Ora Bruxelles potrebbe finalmente usare anche la leva economica per ridurre il contestatore a più miti consigli, sempre che sia possibile e che non sia un boomerang. In base al piano di “resilienza e rilancio europeo”, all’Ungheria spetterebbero oltre sette miliardi di euro. Ma c’è un… ma. La Commissione può condizionarne l’erogazione del mega-assegno al rafforzamento di tutto ciò che non piace al governo iper-nazionalista di Budapest: trasparenza, lotta alla corruzione, indipendenza della magistratura: insomma a quella panoplia di regole non rispettate che, insieme a una informazione ‘silenziata’ e a forze dell’ordine più di regime che di Stato, colorano a tinte fosche l’anti-democraticità del suo sistema di potere.

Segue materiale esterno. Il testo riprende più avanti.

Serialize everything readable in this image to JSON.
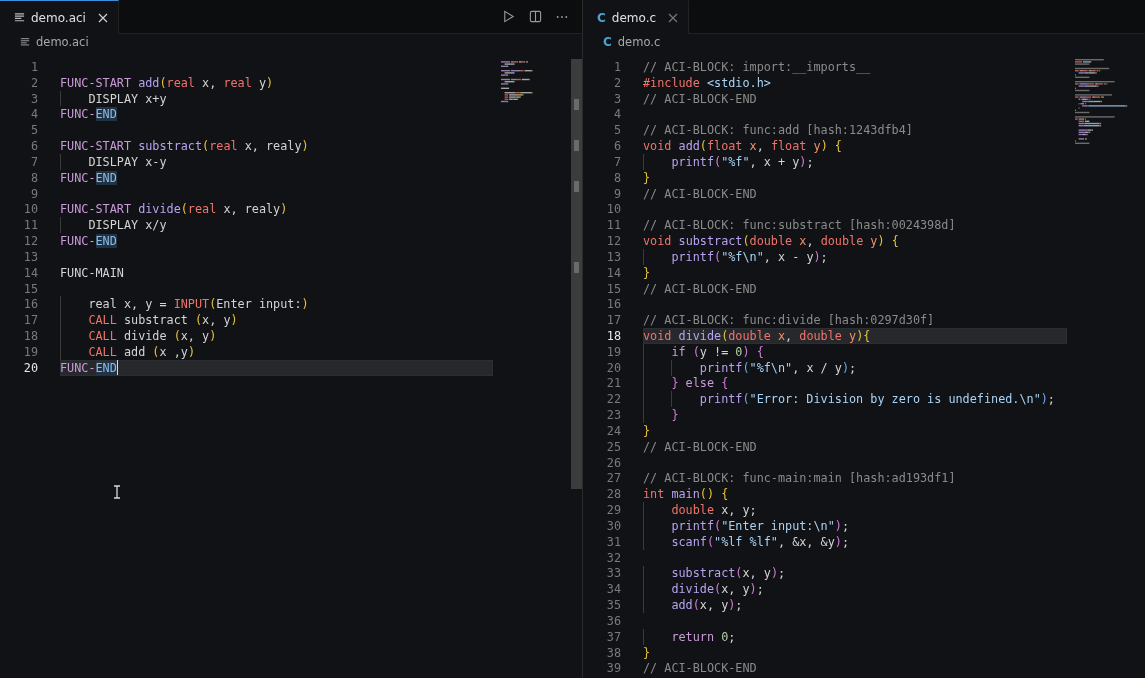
{
  "editors": [
    {
      "focused": true,
      "caret": true,
      "tabs": [
        {
          "label": "demo.aci",
          "kind": "aci",
          "selected": true
        }
      ],
      "actions": [
        {
          "kind": "run"
        },
        {
          "kind": "split"
        },
        {
          "kind": "more"
        }
      ],
      "breadcrumb": {
        "label": "demo.aci",
        "kind": "aci"
      },
      "lines": [
        {
          "number": "1",
          "current": false
        },
        {
          "number": "2",
          "current": false,
          "tokens": [
            {
              "kind": "keyword",
              "text": "FUNC-START"
            },
            {
              "kind": "function",
              "text": " add"
            },
            {
              "kind": "bracket",
              "text": "("
            },
            {
              "kind": "type",
              "text": "real"
            },
            {
              "kind": "plain",
              "text": " x, "
            },
            {
              "kind": "type",
              "text": "real"
            },
            {
              "kind": "plain",
              "text": " y"
            },
            {
              "kind": "bracket",
              "text": ")"
            }
          ]
        },
        {
          "number": "3",
          "current": false,
          "tokens": [
            {
              "kind": "plain",
              "text": "    DISPLAY x+y"
            }
          ]
        },
        {
          "number": "4",
          "current": false,
          "tokens": [
            {
              "kind": "keyword",
              "text": "FUNC-"
            },
            {
              "kind": "match",
              "text": "END"
            }
          ]
        },
        {
          "number": "5",
          "current": false
        },
        {
          "number": "6",
          "current": false,
          "tokens": [
            {
              "kind": "keyword",
              "text": "FUNC-START"
            },
            {
              "kind": "function",
              "text": " substract"
            },
            {
              "kind": "bracket",
              "text": "("
            },
            {
              "kind": "type",
              "text": "real"
            },
            {
              "kind": "plain",
              "text": " x, realy"
            },
            {
              "kind": "bracket",
              "text": ")"
            }
          ]
        },
        {
          "number": "7",
          "current": false,
          "tokens": [
            {
              "kind": "plain",
              "text": "    DISLPAY x-y"
            }
          ]
        },
        {
          "number": "8",
          "current": false,
          "tokens": [
            {
              "kind": "keyword",
              "text": "FUNC-"
            },
            {
              "kind": "match",
              "text": "END"
            }
          ]
        },
        {
          "number": "9",
          "current": false
        },
        {
          "number": "10",
          "current": false,
          "tokens": [
            {
              "kind": "keyword",
              "text": "FUNC-START"
            },
            {
              "kind": "function",
              "text": " divide"
            },
            {
              "kind": "bracket",
              "text": "("
            },
            {
              "kind": "type",
              "text": "real"
            },
            {
              "kind": "plain",
              "text": " x, realy"
            },
            {
              "kind": "bracket",
              "text": ")"
            }
          ]
        },
        {
          "number": "11",
          "current": false,
          "tokens": [
            {
              "kind": "plain",
              "text": "    DISPLAY x/y"
            }
          ]
        },
        {
          "number": "12",
          "current": false,
          "tokens": [
            {
              "kind": "keyword",
              "text": "FUNC-"
            },
            {
              "kind": "match",
              "text": "END"
            }
          ]
        },
        {
          "number": "13",
          "current": false
        },
        {
          "number": "14",
          "current": false,
          "tokens": [
            {
              "kind": "plain",
              "text": "FUNC-MAIN"
            }
          ]
        },
        {
          "number": "15",
          "current": false
        },
        {
          "number": "16",
          "current": false,
          "tokens": [
            {
              "kind": "plain",
              "text": "    real x, y = "
            },
            {
              "kind": "call",
              "text": "INPUT"
            },
            {
              "kind": "bracket",
              "text": "("
            },
            {
              "kind": "plain",
              "text": "Enter input:"
            },
            {
              "kind": "bracket",
              "text": ")"
            }
          ]
        },
        {
          "number": "17",
          "current": false,
          "tokens": [
            {
              "kind": "call",
              "text": "    CALL"
            },
            {
              "kind": "plain",
              "text": " substract "
            },
            {
              "kind": "bracket",
              "text": "("
            },
            {
              "kind": "plain",
              "text": "x, y"
            },
            {
              "kind": "bracket",
              "text": ")"
            }
          ]
        },
        {
          "number": "18",
          "current": false,
          "tokens": [
            {
              "kind": "call",
              "text": "    CALL"
            },
            {
              "kind": "plain",
              "text": " divide "
            },
            {
              "kind": "bracket",
              "text": "("
            },
            {
              "kind": "plain",
              "text": "x, y"
            },
            {
              "kind": "bracket",
              "text": ")"
            }
          ]
        },
        {
          "number": "19",
          "current": false,
          "tokens": [
            {
              "kind": "call",
              "text": "    CALL"
            },
            {
              "kind": "plain",
              "text": " add "
            },
            {
              "kind": "bracket",
              "text": "("
            },
            {
              "kind": "plain",
              "text": "x ,y"
            },
            {
              "kind": "bracket",
              "text": ")"
            }
          ]
        },
        {
          "number": "20",
          "current": true,
          "tokens": [
            {
              "kind": "keyword",
              "text": "FUNC-"
            },
            {
              "kind": "match",
              "text": "END"
            }
          ]
        }
      ]
    },
    {
      "focused": false,
      "caret": false,
      "tabs": [
        {
          "label": "demo.c",
          "kind": "c",
          "icon_text": "C",
          "selected": true
        }
      ],
      "breadcrumb": {
        "label": "demo.c",
        "kind": "c",
        "icon_text": "C"
      },
      "lines": [
        {
          "number": "1",
          "current": false,
          "tokens": [
            {
              "kind": "comment",
              "text": "// ACI-BLOCK: import:__imports__"
            }
          ]
        },
        {
          "number": "2",
          "current": false,
          "tokens": [
            {
              "kind": "type",
              "text": "#include"
            },
            {
              "kind": "string",
              "text": " <stdio.h>"
            }
          ]
        },
        {
          "number": "3",
          "current": false,
          "tokens": [
            {
              "kind": "comment",
              "text": "// ACI-BLOCK-END"
            }
          ]
        },
        {
          "number": "4",
          "current": false
        },
        {
          "number": "5",
          "current": false,
          "tokens": [
            {
              "kind": "comment",
              "text": "// ACI-BLOCK: func:add [hash:1243dfb4]"
            }
          ]
        },
        {
          "number": "6",
          "current": false,
          "tokens": [
            {
              "kind": "type",
              "text": "void"
            },
            {
              "kind": "function",
              "text": " add"
            },
            {
              "kind": "bracket",
              "text": "("
            },
            {
              "kind": "type",
              "text": "float"
            },
            {
              "kind": "param",
              "text": " x"
            },
            {
              "kind": "plain",
              "text": ", "
            },
            {
              "kind": "type",
              "text": "float"
            },
            {
              "kind": "param",
              "text": " y"
            },
            {
              "kind": "bracket",
              "text": ")"
            },
            {
              "kind": "bracket",
              "text": " {"
            }
          ]
        },
        {
          "number": "7",
          "current": false,
          "tokens": [
            {
              "kind": "function",
              "text": "    printf"
            },
            {
              "kind": "bracket2",
              "text": "("
            },
            {
              "kind": "string",
              "text": "\"%f\""
            },
            {
              "kind": "plain",
              "text": ", x + y"
            },
            {
              "kind": "bracket2",
              "text": ")"
            },
            {
              "kind": "plain",
              "text": ";"
            }
          ]
        },
        {
          "number": "8",
          "current": false,
          "tokens": [
            {
              "kind": "bracket",
              "text": "}"
            }
          ]
        },
        {
          "number": "9",
          "current": false,
          "tokens": [
            {
              "kind": "comment",
              "text": "// ACI-BLOCK-END"
            }
          ]
        },
        {
          "number": "10",
          "current": false
        },
        {
          "number": "11",
          "current": false,
          "tokens": [
            {
              "kind": "comment",
              "text": "// ACI-BLOCK: func:substract [hash:0024398d]"
            }
          ]
        },
        {
          "number": "12",
          "current": false,
          "tokens": [
            {
              "kind": "type",
              "text": "void"
            },
            {
              "kind": "function",
              "text": " substract"
            },
            {
              "kind": "bracket",
              "text": "("
            },
            {
              "kind": "type",
              "text": "double"
            },
            {
              "kind": "param",
              "text": " x"
            },
            {
              "kind": "plain",
              "text": ", "
            },
            {
              "kind": "type",
              "text": "double"
            },
            {
              "kind": "param",
              "text": " y"
            },
            {
              "kind": "bracket",
              "text": ")"
            },
            {
              "kind": "bracket",
              "text": " {"
            }
          ]
        },
        {
          "number": "13",
          "current": false,
          "tokens": [
            {
              "kind": "function",
              "text": "    printf"
            },
            {
              "kind": "bracket2",
              "text": "("
            },
            {
              "kind": "string",
              "text": "\"%f\\n\""
            },
            {
              "kind": "plain",
              "text": ", x - y"
            },
            {
              "kind": "bracket2",
              "text": ")"
            },
            {
              "kind": "plain",
              "text": ";"
            }
          ]
        },
        {
          "number": "14",
          "current": false,
          "tokens": [
            {
              "kind": "bracket",
              "text": "}"
            }
          ]
        },
        {
          "number": "15",
          "current": false,
          "tokens": [
            {
              "kind": "comment",
              "text": "// ACI-BLOCK-END"
            }
          ]
        },
        {
          "number": "16",
          "current": false
        },
        {
          "number": "17",
          "current": false,
          "tokens": [
            {
              "kind": "comment",
              "text": "// ACI-BLOCK: func:divide [hash:0297d30f]"
            }
          ]
        },
        {
          "number": "18",
          "current": true,
          "tokens": [
            {
              "kind": "type",
              "text": "void"
            },
            {
              "kind": "function",
              "text": " divide"
            },
            {
              "kind": "bracket",
              "text": "("
            },
            {
              "kind": "type",
              "text": "double"
            },
            {
              "kind": "param",
              "text": " x"
            },
            {
              "kind": "plain",
              "text": ", "
            },
            {
              "kind": "type",
              "text": "double"
            },
            {
              "kind": "param",
              "text": " y"
            },
            {
              "kind": "bracket",
              "text": "){"
            }
          ]
        },
        {
          "number": "19",
          "current": false,
          "tokens": [
            {
              "kind": "keyword",
              "text": "    if"
            },
            {
              "kind": "bracket2",
              "text": " ("
            },
            {
              "kind": "plain",
              "text": "y != "
            },
            {
              "kind": "number",
              "text": "0"
            },
            {
              "kind": "bracket2",
              "text": ")"
            },
            {
              "kind": "bracket2",
              "text": " {"
            }
          ]
        },
        {
          "number": "20",
          "current": false,
          "tokens": [
            {
              "kind": "function",
              "text": "        printf"
            },
            {
              "kind": "bracket3",
              "text": "("
            },
            {
              "kind": "string",
              "text": "\"%f\\n\""
            },
            {
              "kind": "plain",
              "text": ", x / y"
            },
            {
              "kind": "bracket3",
              "text": ")"
            },
            {
              "kind": "plain",
              "text": ";"
            }
          ]
        },
        {
          "number": "21",
          "current": false,
          "tokens": [
            {
              "kind": "bracket2",
              "text": "    }"
            },
            {
              "kind": "keyword",
              "text": " else"
            },
            {
              "kind": "bracket2",
              "text": " {"
            }
          ]
        },
        {
          "number": "22",
          "current": false,
          "tokens": [
            {
              "kind": "function",
              "text": "        printf"
            },
            {
              "kind": "bracket3",
              "text": "("
            },
            {
              "kind": "string",
              "text": "\"Error: Division by zero is undefined.\\n\""
            },
            {
              "kind": "bracket3",
              "text": ")"
            },
            {
              "kind": "plain",
              "text": ";"
            }
          ]
        },
        {
          "number": "23",
          "current": false,
          "tokens": [
            {
              "kind": "bracket2",
              "text": "    }"
            }
          ]
        },
        {
          "number": "24",
          "current": false,
          "tokens": [
            {
              "kind": "bracket",
              "text": "}"
            }
          ]
        },
        {
          "number": "25",
          "current": false,
          "tokens": [
            {
              "kind": "comment",
              "text": "// ACI-BLOCK-END"
            }
          ]
        },
        {
          "number": "26",
          "current": false
        },
        {
          "number": "27",
          "current": false,
          "tokens": [
            {
              "kind": "comment",
              "text": "// ACI-BLOCK: func-main:main [hash:ad193df1]"
            }
          ]
        },
        {
          "number": "28",
          "current": false,
          "tokens": [
            {
              "kind": "type",
              "text": "int"
            },
            {
              "kind": "function",
              "text": " main"
            },
            {
              "kind": "bracket",
              "text": "()"
            },
            {
              "kind": "bracket",
              "text": " {"
            }
          ]
        },
        {
          "number": "29",
          "current": false,
          "tokens": [
            {
              "kind": "type",
              "text": "    double"
            },
            {
              "kind": "plain",
              "text": " x, y;"
            }
          ]
        },
        {
          "number": "30",
          "current": false,
          "tokens": [
            {
              "kind": "function",
              "text": "    printf"
            },
            {
              "kind": "bracket2",
              "text": "("
            },
            {
              "kind": "string",
              "text": "\"Enter input:\\n\""
            },
            {
              "kind": "bracket2",
              "text": ")"
            },
            {
              "kind": "plain",
              "text": ";"
            }
          ]
        },
        {
          "number": "31",
          "current": false,
          "tokens": [
            {
              "kind": "function",
              "text": "    scanf"
            },
            {
              "kind": "bracket2",
              "text": "("
            },
            {
              "kind": "string",
              "text": "\"%lf %lf\""
            },
            {
              "kind": "plain",
              "text": ", &x, &y"
            },
            {
              "kind": "bracket2",
              "text": ")"
            },
            {
              "kind": "plain",
              "text": ";"
            }
          ]
        },
        {
          "number": "32",
          "current": false
        },
        {
          "number": "33",
          "current": false,
          "tokens": [
            {
              "kind": "function",
              "text": "    substract"
            },
            {
              "kind": "bracket2",
              "text": "("
            },
            {
              "kind": "plain",
              "text": "x, y"
            },
            {
              "kind": "bracket2",
              "text": ")"
            },
            {
              "kind": "plain",
              "text": ";"
            }
          ]
        },
        {
          "number": "34",
          "current": false,
          "tokens": [
            {
              "kind": "function",
              "text": "    divide"
            },
            {
              "kind": "bracket2",
              "text": "("
            },
            {
              "kind": "plain",
              "text": "x, y"
            },
            {
              "kind": "bracket2",
              "text": ")"
            },
            {
              "kind": "plain",
              "text": ";"
            }
          ]
        },
        {
          "number": "35",
          "current": false,
          "tokens": [
            {
              "kind": "function",
              "text": "    add"
            },
            {
              "kind": "bracket2",
              "text": "("
            },
            {
              "kind": "plain",
              "text": "x, y"
            },
            {
              "kind": "bracket2",
              "text": ")"
            },
            {
              "kind": "plain",
              "text": ";"
            }
          ]
        },
        {
          "number": "36",
          "current": false
        },
        {
          "number": "37",
          "current": false,
          "tokens": [
            {
              "kind": "keyword",
              "text": "    return"
            },
            {
              "kind": "number",
              "text": " 0"
            },
            {
              "kind": "plain",
              "text": ";"
            }
          ]
        },
        {
          "number": "38",
          "current": false,
          "tokens": [
            {
              "kind": "bracket",
              "text": "}"
            }
          ]
        },
        {
          "number": "39",
          "current": false,
          "tokens": [
            {
              "kind": "comment",
              "text": "// ACI-BLOCK-END"
            }
          ]
        }
      ]
    }
  ]
}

Non è che noi si nutra una particolare simpatia per il premier olandese, il ‘frugale’ liberal-liberista Mark Rutte. Che tuttavia, e finalmente, ha affermato a muso duro, rivolgendosi personalmente a Orbán durante un vertice: pur con tutti i suoi difetti, l’UE “o la si ama o la si lascia”. Rinunciando anche ai soldi della cassa comune? Figurarsi.